Entorno

HEREDAD DE URUEÑA está situada en el centro del centro de Castilla, a los pies de la villa de Urueña, enclavada en la Tierra de Campos, una de las más características de la Comunidad de Castilla y León, tanto por su historia como por su geografía.

Con una altitud media de 750 metros sobre el nivel del mar, y en las estribaciones de los Montes Torozos, las notas dominantes de su paisaje son su amplia horizontalidad y la grandiosidad de sus perspectivas, sólo interrumpidas por algunos cerros, colinas o páramos que marcan, tenuemente, las divisorias de unos cuantos ríos o riachuelos. Mosaico de colores, hoy esta es fundamentalmente una tierra cerealista y desarbolada, con un clima extremo y seco de escasas precipitaciones. De hecho, HEREDAD DE URUEÑA es el primer proyecto de recuperación del cultivo del viñedo y la elaboración de vinos en la comarca, en cuyos pueblos todavía son abundantes los restos de bodegas, casi siempre subterráneas, vestigios de la Edad Media.

Tierra de CamposEste paisaje ha sido considerado siempre como la más típica imagen de Castilla, utilizada en infinidad de ocasiones como un tópico literario, a pesar de no ser más que una parte de la amplia diversidad paisajística que guarda la comunidad de Castilla y León.
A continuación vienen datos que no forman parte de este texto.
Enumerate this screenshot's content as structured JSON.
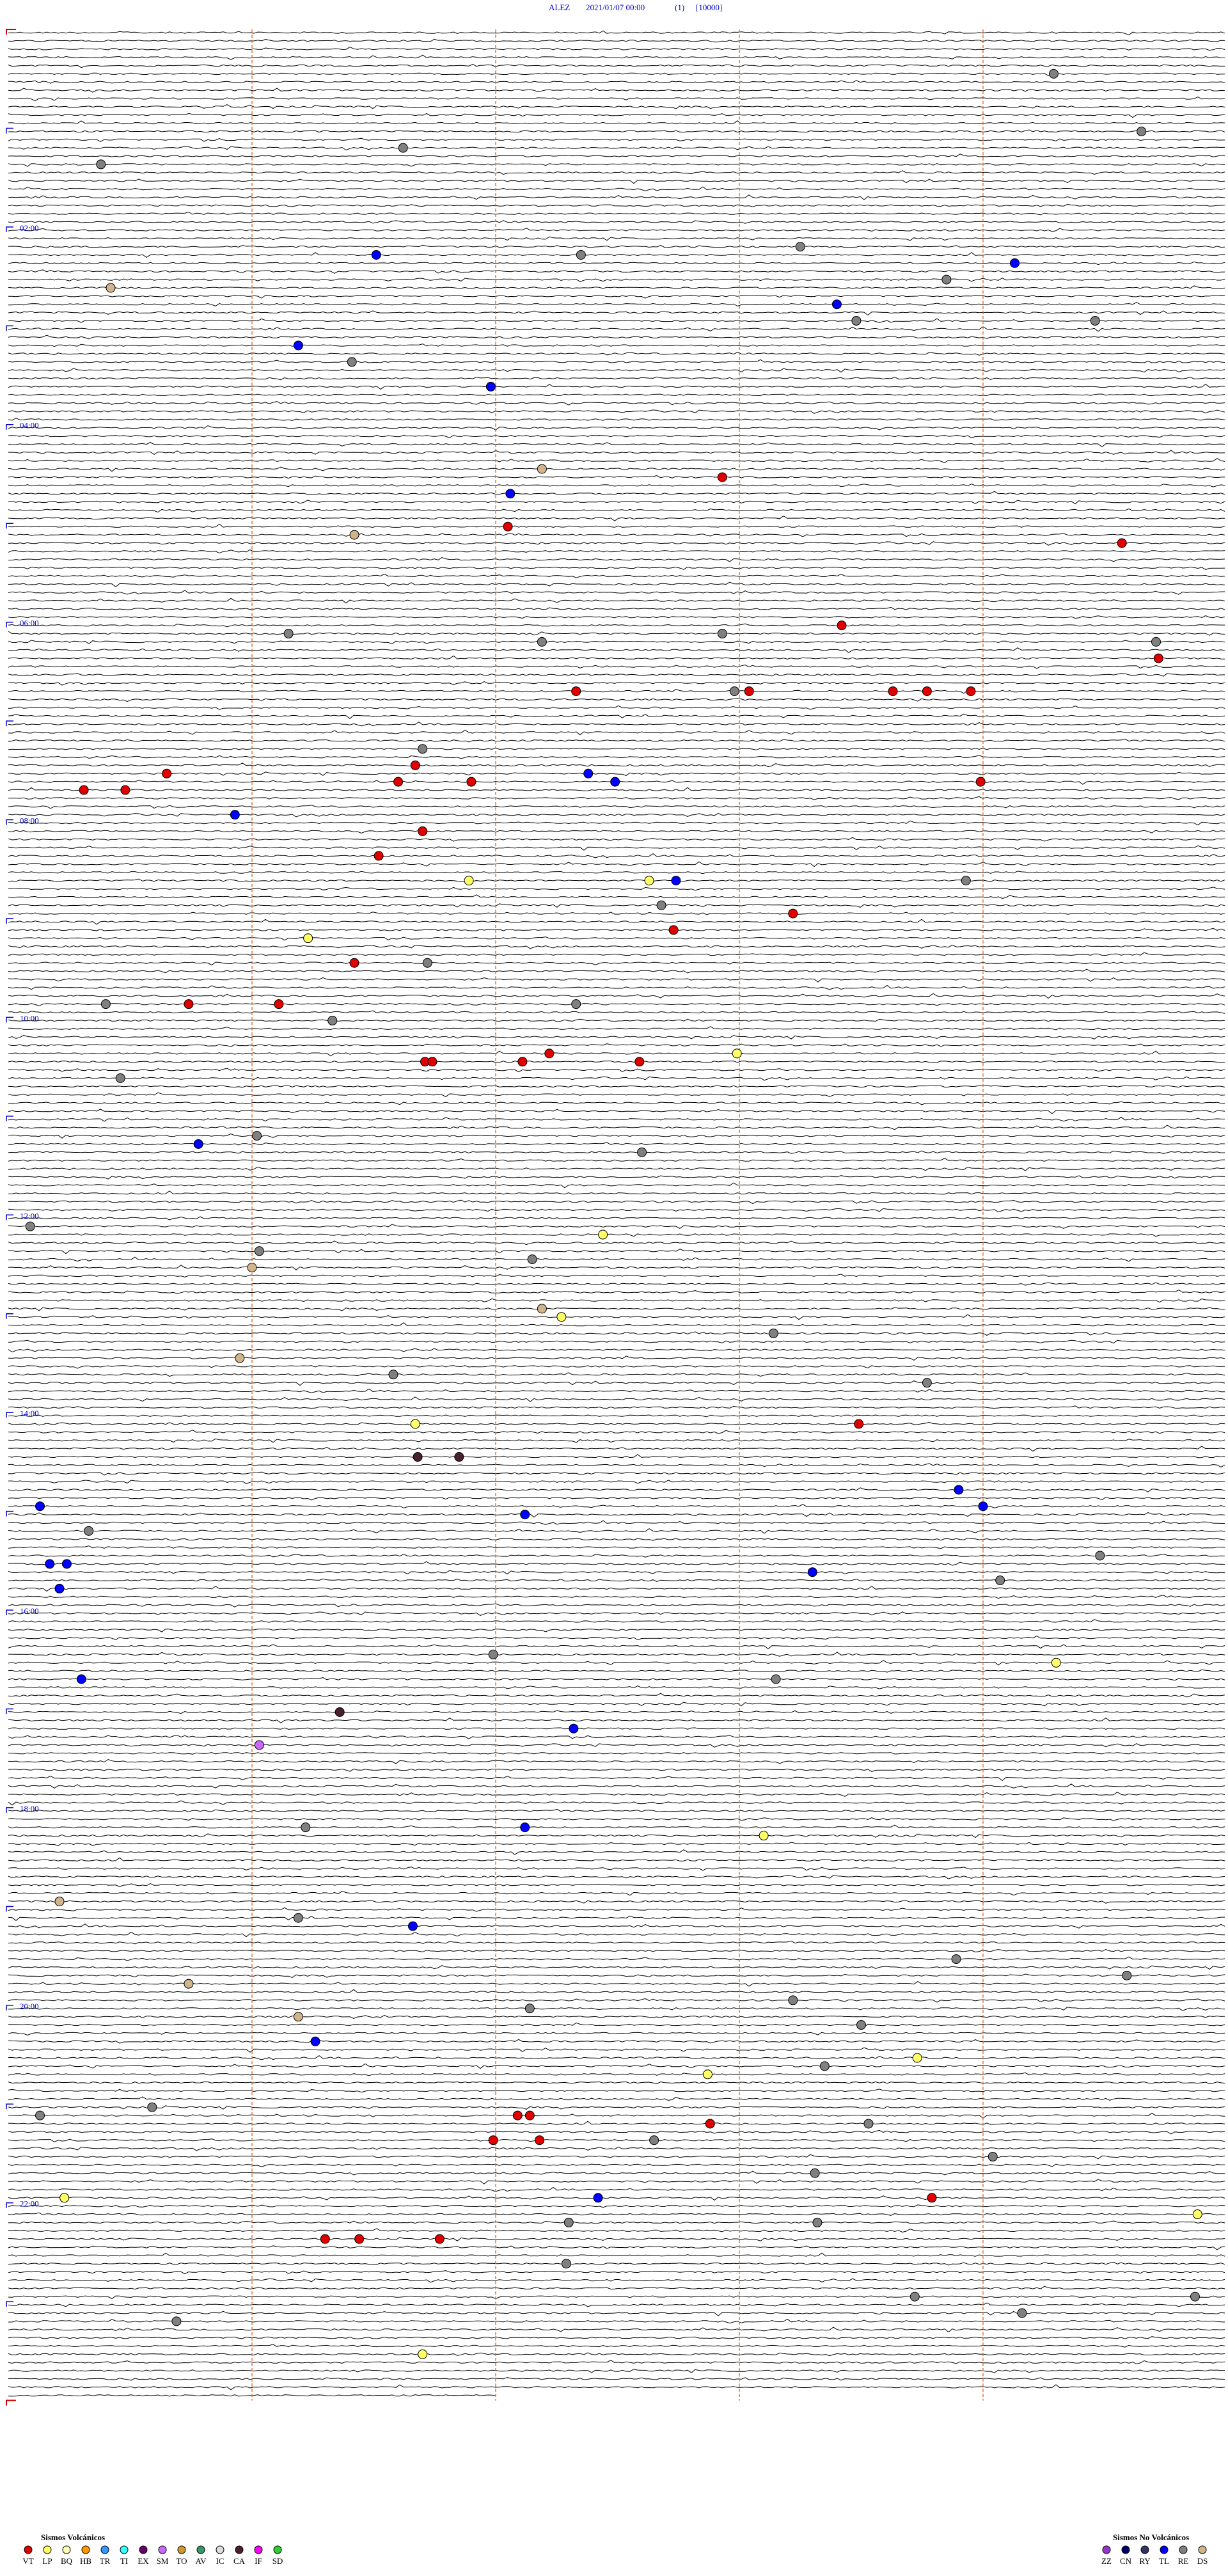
{
  "header": {
    "station": "ALEZ",
    "datetime": "2021/01/07 00:00",
    "component": "(1)",
    "gain": "[10000]"
  },
  "hour_labels": [
    {
      "row": 24,
      "label": "02:00"
    },
    {
      "row": 48,
      "label": "04:00"
    },
    {
      "row": 72,
      "label": "06:00"
    },
    {
      "row": 96,
      "label": "08:00"
    },
    {
      "row": 120,
      "label": "10:00"
    },
    {
      "row": 144,
      "label": "12:00"
    },
    {
      "row": 168,
      "label": "14:00"
    },
    {
      "row": 192,
      "label": "16:00"
    },
    {
      "row": 216,
      "label": "18:00"
    },
    {
      "row": 240,
      "label": "20:00"
    },
    {
      "row": 264,
      "label": "22:00"
    }
  ],
  "legend": {
    "volcanic": {
      "title": "Sismos Volcánicos",
      "items": [
        {
          "code": "VT",
          "color": "#e00000"
        },
        {
          "code": "LP",
          "color": "#ffff66"
        },
        {
          "code": "BQ",
          "color": "#ffffb0"
        },
        {
          "code": "HB",
          "color": "#ff9900"
        },
        {
          "code": "TR",
          "color": "#3399ff"
        },
        {
          "code": "TI",
          "color": "#33ffff"
        },
        {
          "code": "EX",
          "color": "#660066"
        },
        {
          "code": "SM",
          "color": "#cc66ff"
        },
        {
          "code": "TO",
          "color": "#cc9933"
        },
        {
          "code": "AV",
          "color": "#339966"
        },
        {
          "code": "IC",
          "color": "#dddddd"
        },
        {
          "code": "CA",
          "color": "#4a2030"
        },
        {
          "code": "IF",
          "color": "#ff00ff"
        },
        {
          "code": "SD",
          "color": "#33cc33"
        }
      ]
    },
    "non_volcanic": {
      "title": "Sismos No Volcánicos",
      "items": [
        {
          "code": "ZZ",
          "color": "#9933cc"
        },
        {
          "code": "CN",
          "color": "#000066"
        },
        {
          "code": "RY",
          "color": "#333366"
        },
        {
          "code": "TL",
          "color": "#0000ff"
        },
        {
          "code": "RE",
          "color": "#808080"
        },
        {
          "code": "DS",
          "color": "#d2b48c"
        }
      ]
    }
  },
  "events": [
    {
      "type": "RE",
      "row": 5,
      "minute": 4.29
    },
    {
      "type": "RE",
      "row": 12,
      "minute": 4.65
    },
    {
      "type": "RE",
      "row": 14,
      "minute": 1.62
    },
    {
      "type": "RE",
      "row": 16,
      "minute": 0.38
    },
    {
      "type": "TL",
      "row": 27,
      "minute": 1.51
    },
    {
      "type": "RE",
      "row": 27,
      "minute": 2.35
    },
    {
      "type": "RE",
      "row": 26,
      "minute": 3.25
    },
    {
      "type": "TL",
      "row": 28,
      "minute": 4.13
    },
    {
      "type": "RE",
      "row": 30,
      "minute": 3.85
    },
    {
      "type": "DS",
      "row": 31,
      "minute": 0.42
    },
    {
      "type": "TL",
      "row": 33,
      "minute": 3.4
    },
    {
      "type": "RE",
      "row": 35,
      "minute": 3.48
    },
    {
      "type": "RE",
      "row": 35,
      "minute": 4.46
    },
    {
      "type": "TL",
      "row": 38,
      "minute": 1.19
    },
    {
      "type": "RE",
      "row": 40,
      "minute": 1.41
    },
    {
      "type": "TL",
      "row": 43,
      "minute": 1.98
    },
    {
      "type": "DS",
      "row": 53,
      "minute": 2.19
    },
    {
      "type": "VT",
      "row": 54,
      "minute": 2.93
    },
    {
      "type": "TL",
      "row": 56,
      "minute": 2.06
    },
    {
      "type": "DS",
      "row": 61,
      "minute": 1.42
    },
    {
      "type": "VT",
      "row": 60,
      "minute": 2.05
    },
    {
      "type": "VT",
      "row": 62,
      "minute": 4.57
    },
    {
      "type": "VT",
      "row": 72,
      "minute": 3.42
    },
    {
      "type": "RE",
      "row": 73,
      "minute": 1.15
    },
    {
      "type": "RE",
      "row": 73,
      "minute": 2.93
    },
    {
      "type": "RE",
      "row": 74,
      "minute": 2.19
    },
    {
      "type": "RE",
      "row": 74,
      "minute": 4.71
    },
    {
      "type": "VT",
      "row": 76,
      "minute": 4.72
    },
    {
      "type": "VT",
      "row": 80,
      "minute": 2.33
    },
    {
      "type": "RE",
      "row": 80,
      "minute": 2.98
    },
    {
      "type": "VT",
      "row": 80,
      "minute": 3.04
    },
    {
      "type": "VT",
      "row": 80,
      "minute": 3.63
    },
    {
      "type": "VT",
      "row": 80,
      "minute": 3.77
    },
    {
      "type": "VT",
      "row": 80,
      "minute": 3.95
    },
    {
      "type": "RE",
      "row": 87,
      "minute": 1.7
    },
    {
      "type": "VT",
      "row": 89,
      "minute": 1.67
    },
    {
      "type": "VT",
      "row": 90,
      "minute": 0.65
    },
    {
      "type": "TL",
      "row": 90,
      "minute": 2.38
    },
    {
      "type": "VT",
      "row": 91,
      "minute": 1.6
    },
    {
      "type": "VT",
      "row": 91,
      "minute": 1.9
    },
    {
      "type": "TL",
      "row": 91,
      "minute": 2.49
    },
    {
      "type": "VT",
      "row": 91,
      "minute": 3.99
    },
    {
      "type": "VT",
      "row": 92,
      "minute": 0.31
    },
    {
      "type": "VT",
      "row": 92,
      "minute": 0.48
    },
    {
      "type": "TL",
      "row": 95,
      "minute": 0.93
    },
    {
      "type": "VT",
      "row": 97,
      "minute": 1.7
    },
    {
      "type": "VT",
      "row": 100,
      "minute": 1.52
    },
    {
      "type": "LP",
      "row": 103,
      "minute": 1.89
    },
    {
      "type": "LP",
      "row": 103,
      "minute": 2.63
    },
    {
      "type": "TL",
      "row": 103,
      "minute": 2.74
    },
    {
      "type": "RE",
      "row": 103,
      "minute": 3.93
    },
    {
      "type": "RE",
      "row": 106,
      "minute": 2.68
    },
    {
      "type": "VT",
      "row": 107,
      "minute": 3.22
    },
    {
      "type": "VT",
      "row": 109,
      "minute": 2.73
    },
    {
      "type": "LP",
      "row": 110,
      "minute": 1.23
    },
    {
      "type": "VT",
      "row": 113,
      "minute": 1.42
    },
    {
      "type": "RE",
      "row": 113,
      "minute": 1.72
    },
    {
      "type": "RE",
      "row": 118,
      "minute": 0.4
    },
    {
      "type": "VT",
      "row": 118,
      "minute": 0.74
    },
    {
      "type": "VT",
      "row": 118,
      "minute": 1.11
    },
    {
      "type": "RE",
      "row": 118,
      "minute": 2.33
    },
    {
      "type": "RE",
      "row": 120,
      "minute": 1.33
    },
    {
      "type": "LP",
      "row": 124,
      "minute": 2.99
    },
    {
      "type": "VT",
      "row": 124,
      "minute": 2.22
    },
    {
      "type": "VT",
      "row": 125,
      "minute": 1.71
    },
    {
      "type": "VT",
      "row": 125,
      "minute": 1.74
    },
    {
      "type": "VT",
      "row": 125,
      "minute": 2.11
    },
    {
      "type": "VT",
      "row": 125,
      "minute": 2.59
    },
    {
      "type": "RE",
      "row": 127,
      "minute": 0.46
    },
    {
      "type": "RE",
      "row": 134,
      "minute": 1.02
    },
    {
      "type": "TL",
      "row": 135,
      "minute": 0.78
    },
    {
      "type": "RE",
      "row": 136,
      "minute": 2.6
    },
    {
      "type": "RE",
      "row": 145,
      "minute": 0.09
    },
    {
      "type": "LP",
      "row": 146,
      "minute": 2.44
    },
    {
      "type": "RE",
      "row": 148,
      "minute": 1.03
    },
    {
      "type": "RE",
      "row": 149,
      "minute": 2.15
    },
    {
      "type": "DS",
      "row": 150,
      "minute": 1.0
    },
    {
      "type": "DS",
      "row": 155,
      "minute": 2.19
    },
    {
      "type": "LP",
      "row": 156,
      "minute": 2.27
    },
    {
      "type": "RE",
      "row": 158,
      "minute": 3.14
    },
    {
      "type": "DS",
      "row": 161,
      "minute": 0.95
    },
    {
      "type": "RE",
      "row": 163,
      "minute": 1.58
    },
    {
      "type": "RE",
      "row": 164,
      "minute": 3.77
    },
    {
      "type": "VT",
      "row": 169,
      "minute": 3.49
    },
    {
      "type": "LP",
      "row": 169,
      "minute": 1.67
    },
    {
      "type": "CA",
      "row": 173,
      "minute": 1.68
    },
    {
      "type": "CA",
      "row": 173,
      "minute": 1.85
    },
    {
      "type": "TL",
      "row": 177,
      "minute": 3.9
    },
    {
      "type": "TL",
      "row": 179,
      "minute": 0.13
    },
    {
      "type": "TL",
      "row": 179,
      "minute": 4.0
    },
    {
      "type": "TL",
      "row": 180,
      "minute": 2.12
    },
    {
      "type": "RE",
      "row": 182,
      "minute": 0.33
    },
    {
      "type": "RE",
      "row": 185,
      "minute": 4.48
    },
    {
      "type": "TL",
      "row": 186,
      "minute": 0.17
    },
    {
      "type": "TL",
      "row": 186,
      "minute": 0.24
    },
    {
      "type": "TL",
      "row": 187,
      "minute": 3.3
    },
    {
      "type": "RE",
      "row": 188,
      "minute": 4.07
    },
    {
      "type": "TL",
      "row": 189,
      "minute": 0.21
    },
    {
      "type": "RE",
      "row": 197,
      "minute": 1.99
    },
    {
      "type": "LP",
      "row": 198,
      "minute": 4.3
    },
    {
      "type": "TL",
      "row": 200,
      "minute": 0.3
    },
    {
      "type": "RE",
      "row": 200,
      "minute": 3.15
    },
    {
      "type": "CA",
      "row": 204,
      "minute": 1.36
    },
    {
      "type": "TL",
      "row": 206,
      "minute": 2.32
    },
    {
      "type": "SM",
      "row": 208,
      "minute": 1.03
    },
    {
      "type": "RE",
      "row": 218,
      "minute": 1.22
    },
    {
      "type": "TL",
      "row": 218,
      "minute": 2.12
    },
    {
      "type": "LP",
      "row": 219,
      "minute": 3.1
    },
    {
      "type": "DS",
      "row": 227,
      "minute": 0.21
    },
    {
      "type": "RE",
      "row": 229,
      "minute": 1.19
    },
    {
      "type": "TL",
      "row": 230,
      "minute": 1.66
    },
    {
      "type": "RE",
      "row": 234,
      "minute": 3.89
    },
    {
      "type": "RE",
      "row": 236,
      "minute": 4.59
    },
    {
      "type": "DS",
      "row": 237,
      "minute": 0.74
    },
    {
      "type": "RE",
      "row": 240,
      "minute": 2.14
    },
    {
      "type": "RE",
      "row": 239,
      "minute": 3.22
    },
    {
      "type": "DS",
      "row": 241,
      "minute": 1.19
    },
    {
      "type": "RE",
      "row": 242,
      "minute": 3.5
    },
    {
      "type": "TL",
      "row": 244,
      "minute": 1.26
    },
    {
      "type": "LP",
      "row": 246,
      "minute": 3.73
    },
    {
      "type": "RE",
      "row": 247,
      "minute": 3.35
    },
    {
      "type": "LP",
      "row": 248,
      "minute": 2.87
    },
    {
      "type": "RE",
      "row": 253,
      "minute": 0.13
    },
    {
      "type": "RE",
      "row": 252,
      "minute": 0.59
    },
    {
      "type": "VT",
      "row": 253,
      "minute": 2.09
    },
    {
      "type": "VT",
      "row": 253,
      "minute": 2.14
    },
    {
      "type": "RE",
      "row": 254,
      "minute": 3.53
    },
    {
      "type": "VT",
      "row": 254,
      "minute": 2.88
    },
    {
      "type": "VT",
      "row": 256,
      "minute": 1.99
    },
    {
      "type": "VT",
      "row": 256,
      "minute": 2.18
    },
    {
      "type": "RE",
      "row": 256,
      "minute": 2.65
    },
    {
      "type": "RE",
      "row": 258,
      "minute": 4.04
    },
    {
      "type": "RE",
      "row": 260,
      "minute": 3.31
    },
    {
      "type": "LP",
      "row": 263,
      "minute": 0.23
    },
    {
      "type": "TL",
      "row": 263,
      "minute": 2.42
    },
    {
      "type": "VT",
      "row": 263,
      "minute": 3.79
    },
    {
      "type": "LP",
      "row": 265,
      "minute": 4.88
    },
    {
      "type": "RE",
      "row": 266,
      "minute": 2.3
    },
    {
      "type": "RE",
      "row": 266,
      "minute": 3.32
    },
    {
      "type": "VT",
      "row": 268,
      "minute": 1.3
    },
    {
      "type": "VT",
      "row": 268,
      "minute": 1.44
    },
    {
      "type": "VT",
      "row": 268,
      "minute": 1.77
    },
    {
      "type": "RE",
      "row": 271,
      "minute": 2.29
    },
    {
      "type": "RE",
      "row": 275,
      "minute": 3.72
    },
    {
      "type": "RE",
      "row": 275,
      "minute": 4.87
    },
    {
      "type": "RE",
      "row": 278,
      "minute": 0.69
    },
    {
      "type": "RE",
      "row": 277,
      "minute": 4.16
    },
    {
      "type": "LP",
      "row": 282,
      "minute": 1.7
    }
  ]
}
Pocas veces se dará una simbiosis tan perfecta entre paisaje y vivienda como en estas tierras. Los pueblos, construidos a la manera tradicional, parecen surgir de entre los surcos, para luego camuflarse en la llanura.

La primera referencia al nombre de Tierra de Campos la cita Alfonso X el Sabio en su primera "Crónica General" de España. Parece claro que ya existieron asentamientos mucho antes del siglo VIII, cuando, primero los vacceos, luego los romanos, y después los godos, habitaron estas tierras. No en vano Tierra de Campos se llamó anteriormente "Campos de los Godos".

Cuando los musulmanes entraron en España, Tierra de Campos pasó a ser un desierto fronterizo entre los cristianos al norte y los moros al sur. Pero a mediados del s. IX comenzó a ser repoblada por Ordoño I, Rey de Asturias. Después pasó a ser campo de batalla en las luchas intestinas de los señores que poblaron los reinos de León y Castilla.

En la Edad Media, diversas villas tuvieron gran importancia comercial y económica, por ejemplo Villalón de Campos y Medina de Rioseco. No obstante, a partir del s. XVIII la comarca entró en decadencia, y hoy en día no se puede decir que sea de las más prósperas de Castilla y León. Aún así, Tierra de Campos tiene sus riquezas (cereales, quesos, vinos, carnes, historia, cultura,...) que es preciso explotar en beneficio, sobre todo, de sus moradores. Al mismo tiempo, son un regalo para los visitantes.